Com’è noto, il MoSE, sistema di paratoie mobili che difendono Venezia dalle acque alte, influisce inevitabilmente sull’operatività del porto e le prime reazioni suscitate dalla sua messa in esercizio sono state molto critiche; infatti nei frequenti periodi di chiusura del MoSE il transito delle navi e l’accesso al porto è impedito anche a causa del fatto che la conca di navigazione, prevista alla bocca di Malamocco, non è ancora operativa e soprattutto non sarà idonea per dimensioni a ricevere le grandi navi porta container di ultima generazione.
In questo quadro si deve ancora considerare che il porto di Venezia è ben servito dai collegamenti stradali e ferroviari, ed ha una grande potenzialità di stoccaggio nelle aree immediatamente adiacenti, mentre la sua collocazione all’interno della laguna, pur vantaggiosa rispetto ai porti esterni in termini di un naturale riparo, ne limita l’operatività, legata alla dimensione dei fondali e alla conformazione dei canali interni lagunari, che non appare possibile modificare ulteriormente.
Partendo da questi spunti, la conversazione si è articolata sul convincimento che “ai tempi del Covid” l’economia turistica è in crisi totale, né si può pensare che in un futuro prossimo le cose tornino allo stato precedente: di solo turismo oggi si muore o, quanto meno, si vive pericolosamente; il buon funzionamento del porto commerciale è quindi strategico ed indispensabile per Venezia, così come lo è la difesa dalle acque alte, che si è visto essere in gran parte incompatibile con la portualità. Urge trovare una soluzione.
Questa potrebbe essere la realizzazione, peraltro già proposta diverso tempo fa, di un nuovo porto off-shore per le grandi navi, al largo di Venezia, nel mare Adriatico, a otto miglia dalla costa; questo potrebbe ospitare le navi portacontainer fino a 20.000 – 22.000 TEU, e potrebbe funzionare come hub dal quale far partire imbarcazioni diverse e di minori dimensioni dirette ai porti dell’alto Adriatico, da occidente a oriente, creando un sistema portuale unitario comprendente Ravenna, Chioggia, Venezia, Monfalcone, Trieste, nonché i porti Croati, con grande convenienza economica per tutti i partecipanti al sistema; in questo modo si potrebbe uscire dalla marginalità cui sono condannati i nostri porti per entrare in concorrenza con quelli del Nord Europa, cui potrebbe essere sottratta una parte del business.
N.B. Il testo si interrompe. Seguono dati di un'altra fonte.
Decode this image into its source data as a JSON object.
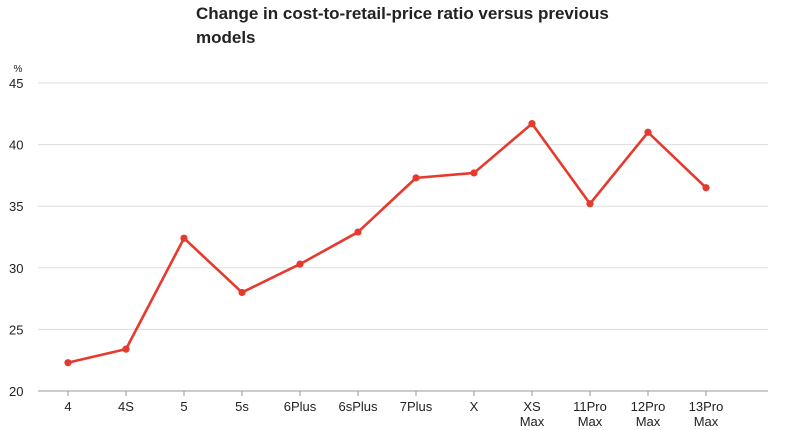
{
  "chart_data": {
    "type": "line",
    "title": "Change in cost-to-retail-price ratio versus previous models",
    "ylabel": "%",
    "xlabel": "",
    "categories": [
      [
        "4"
      ],
      [
        "4S"
      ],
      [
        "5"
      ],
      [
        "5s"
      ],
      [
        "6Plus"
      ],
      [
        "6sPlus"
      ],
      [
        "7Plus"
      ],
      [
        "X"
      ],
      [
        "XS",
        "Max"
      ],
      [
        "11Pro",
        "Max"
      ],
      [
        "12Pro",
        "Max"
      ],
      [
        "13Pro",
        "Max"
      ]
    ],
    "series": [
      {
        "values": [
          22.3,
          23.4,
          32.4,
          28.0,
          30.3,
          32.9,
          37.3,
          37.7,
          41.7,
          35.2,
          41.0,
          36.5
        ]
      }
    ],
    "ylim": [
      20,
      45
    ],
    "yticks": [
      20,
      25,
      30,
      35,
      40,
      45
    ],
    "grid": true,
    "line_color": "#e53a2e",
    "grid_color": "#dddddd",
    "axis_color": "#999999"
  }
}
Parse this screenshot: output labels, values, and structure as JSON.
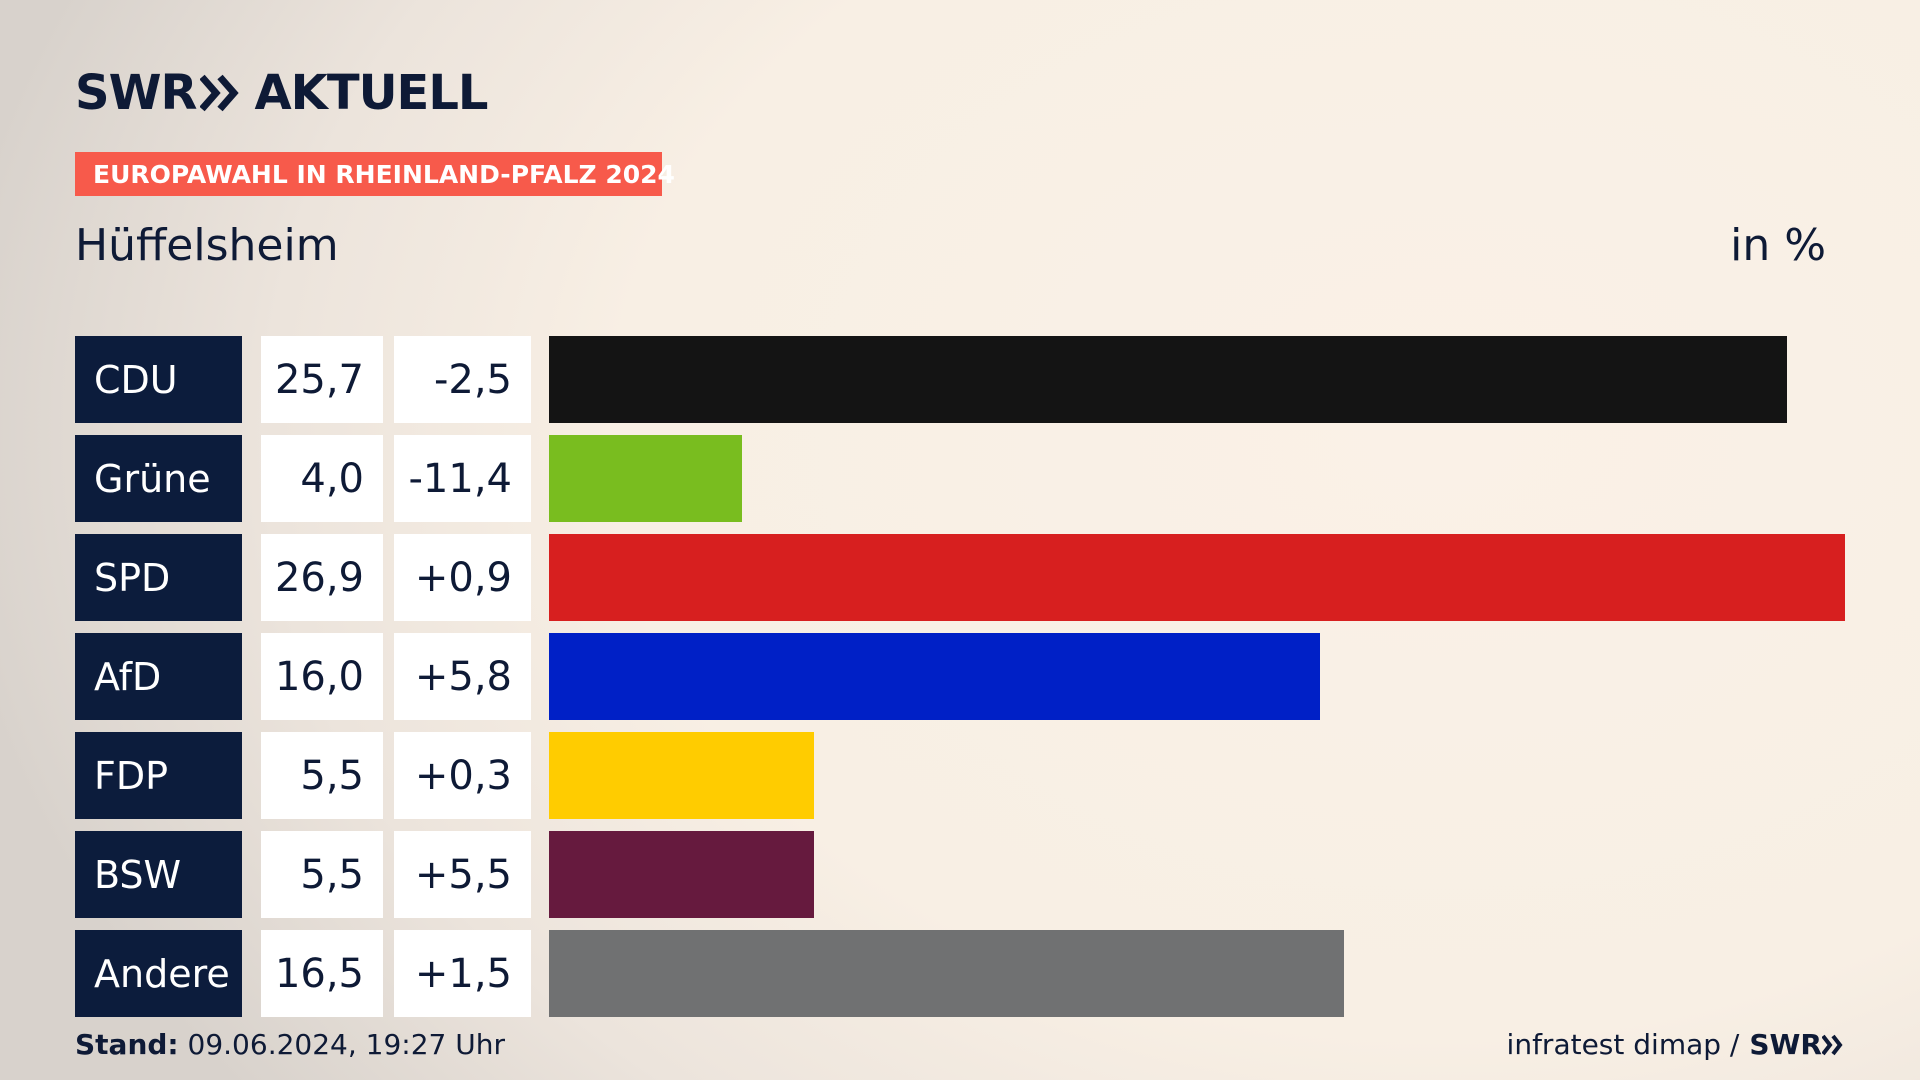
{
  "header": {
    "logo_swr": "SWR",
    "logo_aktuell": "AKTUELL",
    "banner": "EUROPAWAHL IN RHEINLAND-PFALZ 2024",
    "subtitle": "Hüffelsheim",
    "unit": "in %"
  },
  "footer": {
    "stand_label": "Stand:",
    "stand_value": "09.06.2024, 19:27 Uhr",
    "source": "infratest dimap /",
    "source_brand": "SWR"
  },
  "colors": {
    "navy": "#0c1c3c",
    "banner": "#f75a4b"
  },
  "chart_data": {
    "type": "bar",
    "categories": [
      "CDU",
      "Grüne",
      "SPD",
      "AfD",
      "FDP",
      "BSW",
      "Andere"
    ],
    "values": [
      25.7,
      4.0,
      26.9,
      16.0,
      5.5,
      5.5,
      16.5
    ],
    "value_labels": [
      "25,7",
      "4,0",
      "26,9",
      "16,0",
      "5,5",
      "5,5",
      "16,5"
    ],
    "diff_labels": [
      "-2,5",
      "-11,4",
      "+0,9",
      "+5,8",
      "+0,3",
      "+5,5",
      "+1,5"
    ],
    "diffs": [
      -2.5,
      -11.4,
      0.9,
      5.8,
      0.3,
      5.5,
      1.5
    ],
    "colors": [
      "#141414",
      "#79bd1f",
      "#d71f1f",
      "#0020c6",
      "#ffcc00",
      "#661a3e",
      "#707172"
    ],
    "ylim": [
      0,
      26.9
    ],
    "orientation": "horizontal"
  }
}
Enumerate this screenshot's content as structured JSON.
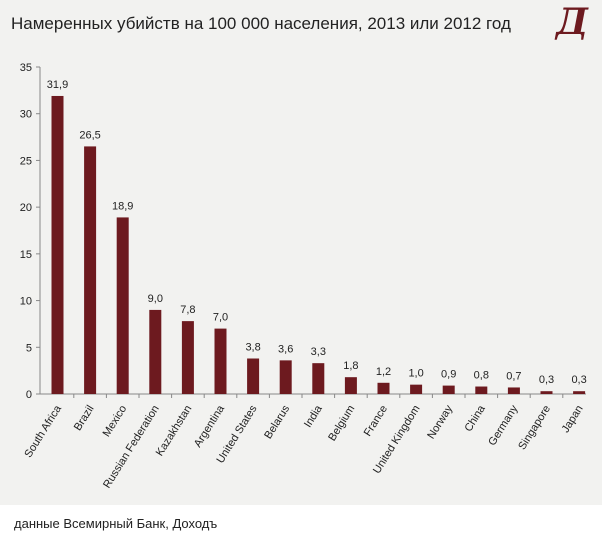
{
  "title": "Намеренных убийств на 100 000 населения, 2013 или 2012 год",
  "logo": "Д",
  "footer": "данные Всемирный Банк, Доходъ",
  "bar_color": "#6d1a1f",
  "chart_data": {
    "type": "bar",
    "title": "Намеренных убийств на 100 000 населения, 2013 или 2012 год",
    "xlabel": "",
    "ylabel": "",
    "ylim": [
      0,
      35
    ],
    "yticks": [
      0,
      5,
      10,
      15,
      20,
      25,
      30,
      35
    ],
    "grid": false,
    "categories": [
      "South Africa",
      "Brazil",
      "Mexico",
      "Russian Federation",
      "Kazakhstan",
      "Argentina",
      "United States",
      "Belarus",
      "India",
      "Belgium",
      "France",
      "United Kingdom",
      "Norway",
      "China",
      "Germany",
      "Singapore",
      "Japan"
    ],
    "values": [
      31.9,
      26.5,
      18.9,
      9.0,
      7.8,
      7.0,
      3.8,
      3.6,
      3.3,
      1.8,
      1.2,
      1.0,
      0.9,
      0.8,
      0.7,
      0.3,
      0.3
    ],
    "value_labels": [
      "31,9",
      "26,5",
      "18,9",
      "9,0",
      "7,8",
      "7,0",
      "3,8",
      "3,6",
      "3,3",
      "1,8",
      "1,2",
      "1,0",
      "0,9",
      "0,8",
      "0,7",
      "0,3",
      "0,3"
    ]
  }
}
Il modello della nave che scarica progressivamente e consecutivamente in più destinazioni ormai non sembra essere più competitivo.
Paolo Costa ha sostenuto così la centralità del porto di Venezia per l’economia della città, ma anche per il Veneto e per l’Italia, segnalando che, senza un programma di rinnovamento e di sviluppo, è destinato ad un progressivo declino. La stessa portualità italiana non è in grado di competere con i grandi porti del nord Europa (Rotterdam, Anversa) gli unici attualmente in grado di ricevere le navi di grandi dimensioni. L’assenza di una politica portuale Italiana, con i singoli porti, troppo piccoli per poter essere funzionali e competitivi sui mercati internazionali, che si fanno concorrenza tra loro, porta all’impossibilità di fronteggiare la concorrenza del Nord Europa
Un ultimo importante aspetto toccato dal prof. Costa è stato il problema del traffico passeggeri, crocieristico, ed il grande incremento che ha avuto negli ultimi anni con la conseguente controversia sul transito delle navi davanti al bacino di San Marco: a questo proposito è utile considerare che le navi da crociera hanno un’influenza relativa sul turismo veneziano, ed inoltre valgono una frazione trascurabile dell’attività portuale; sono utili perché pagando bene i sevizi, consentono di applicare tariffe più concorrenziali ai traffici commerciali. Secondo il prof. Costa la soluzione potrebbe essere realizzare un terminal decentrato.